I waited a couple of seconds before pressing the window button, and the glass slid down slowly – yet still a little faster than ideally I would have liked.
‘Listen—’ he began before being interrupted by my studied drawl.
‘Well, how can I help you today?’ Without deigning to cast him a glance, I prepared to deliver a refreshing sign-reading lecture.
‘Would you mind moving your car a bit? You’re b-ocking my way out.’
‘I think you’ll find that you are blocking my way in, my good—’
At last the atmospheric noises reached my brain. I peered out of the window and up. My heart almost stopped beating.
‘Of course,’ I said. ‘Just a moment.’ I fumbled manically for the button to close the window. But my fine-motor-coordination skills seemed to have vanished.
‘Wait a sec,’ said Brede Sperre. ‘Haven’t we met before?’
‘I doubt it,’ I said, trying to produce a calm, relaxed bass voice.
‘Are you sure? I’m certain we’ve met.’
Shit, how could he have recognised the alleged third cousin of the Monsen brothers at the Pathology Unit? That version had been bald and dressed like a bumpkin. This one had luxuriant hair, an Ermenegildo Zegna suit and a freshly pressed Borelli shirt. But I knew I shouldn’t be too dismissive, put Sperre into defensive mode and set his brain whirring until he remembered. I took a deep breath. I was tired, more tired than I ought to have been today. This was a day when I had to deliver the goods. Show that I could live up to the reputation I had once enjoyed.
‘Who
knows?’ I said. ‘To tell the truth there’s something familiar about you, too …’
At first he seemed a little bewildered by this counteroffensive. Then he put on the boyish winsome smile that made Sperre so well suited to the visual media.
‘You’ve probably seen me on TV. I hear that all the time …’
‘Right, that’s probably where you’ve seen me too,’ I said.
‘Oh?’ he said, curious. ‘Which program was that, then?’
‘Must have been your program. Since you think we’ve met. Because the TV screen is not actually a window through which we can see each other, is it? On your side of the camera it’s more like … a mirror maybe?’
Sperre looked slightly confused.
‘I’m joking,’ I said. ‘I’ll move. Have a great day.’
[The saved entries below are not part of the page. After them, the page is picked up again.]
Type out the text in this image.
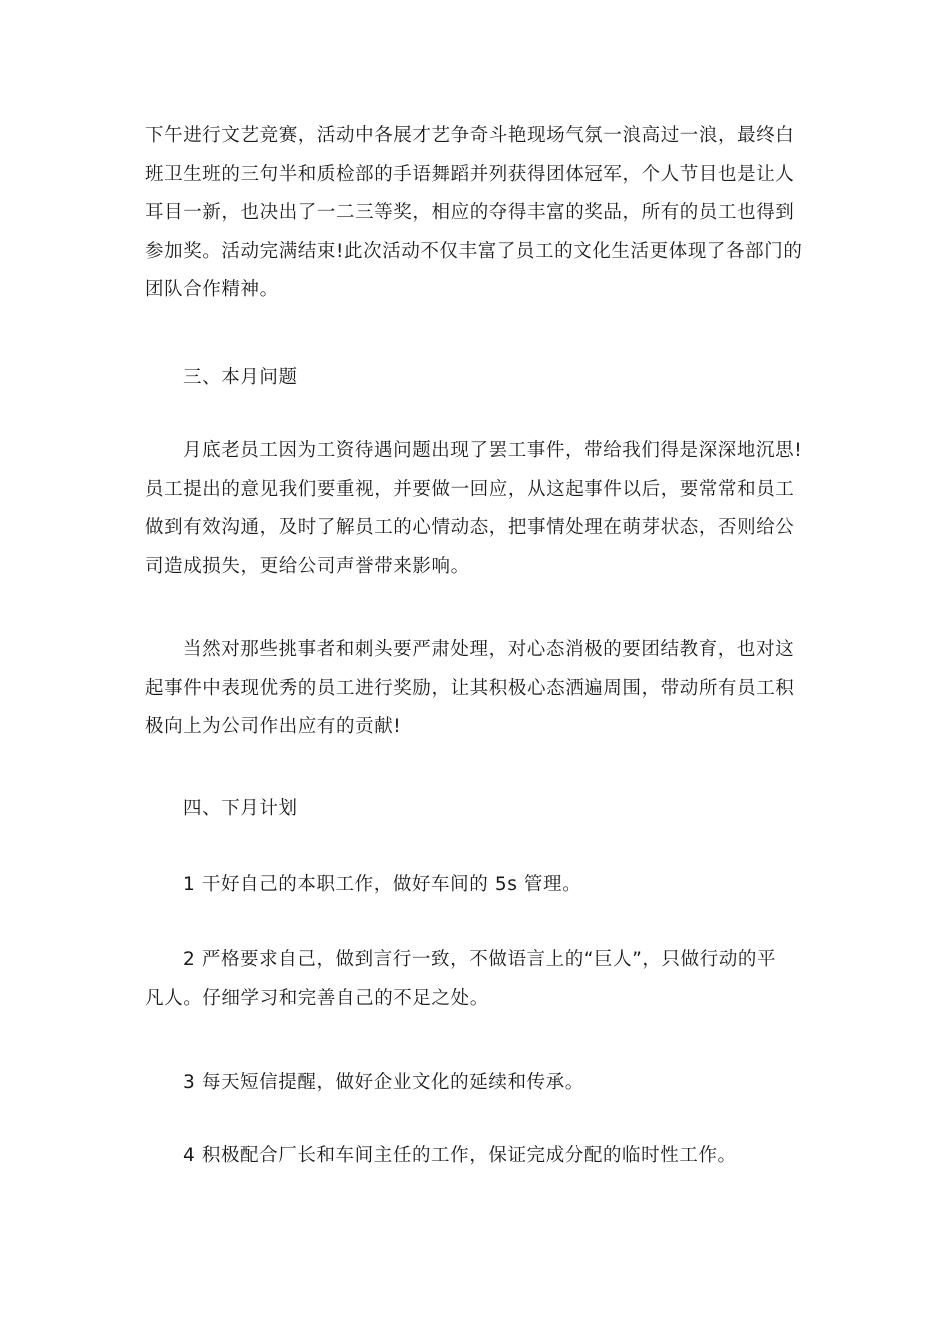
下午进行文艺竞赛，活动中各展才艺争奇斗艳现场气氛一浪高过一浪，最终白
班卫生班的三句半和质检部的手语舞蹈并列获得团体冠军，个人节目也是让人
耳目一新，也决出了一二三等奖，相应的夺得丰富的奖品，所有的员工也得到
参加奖。活动完满结束!此次活动不仅丰富了员工的文化生活更体现了各部门的
团队合作精神。
三、本月问题
月底老员工因为工资待遇问题出现了罢工事件，带给我们得是深深地沉思!
员工提出的意见我们要重视，并要做一回应，从这起事件以后，要常常和员工
做到有效沟通，及时了解员工的心情动态，把事情处理在萌芽状态，否则给公
司造成损失，更给公司声誉带来影响。
当然对那些挑事者和刺头要严肃处理，对心态消极的要团结教育，也对这
起事件中表现优秀的员工进行奖励，让其积极心态洒遍周围，带动所有员工积
极向上为公司作出应有的贡献!
四、下月计划
1 干好自己的本职工作，做好车间的 5s 管理。
2 严格要求自己，做到言行一致，不做语言上的“巨人”，只做行动的平
凡人。仔细学习和完善自己的不足之处。
3 每天短信提醒，做好企业文化的延续和传承。
4 积极配合厂长和车间主任的工作，保证完成分配的临时性工作。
I activated the car window and reversed. There were rumours going round that Sperre was screwing Odd G. Dybwad’s new wife. Rumours that he had screwed the old one, too. And – for that matter – that he was screwing Dybwad.
As Sperre was driving out of the car park, he stopped before turning, so that for two seconds we were sitting in our cars windscreen to windscreen. I saw his eyes. He was looking at me as though he had just been tricked and only realised that now. I sent him a friendly nod. Then he accelerated and was off. And I looked in the rear-view mirror and whispered: ‘Hi there, Roger.’
I entered Alfa and roared a deafening ‘Good morning, Oda!’ and then Ferdinand came rushing towards me.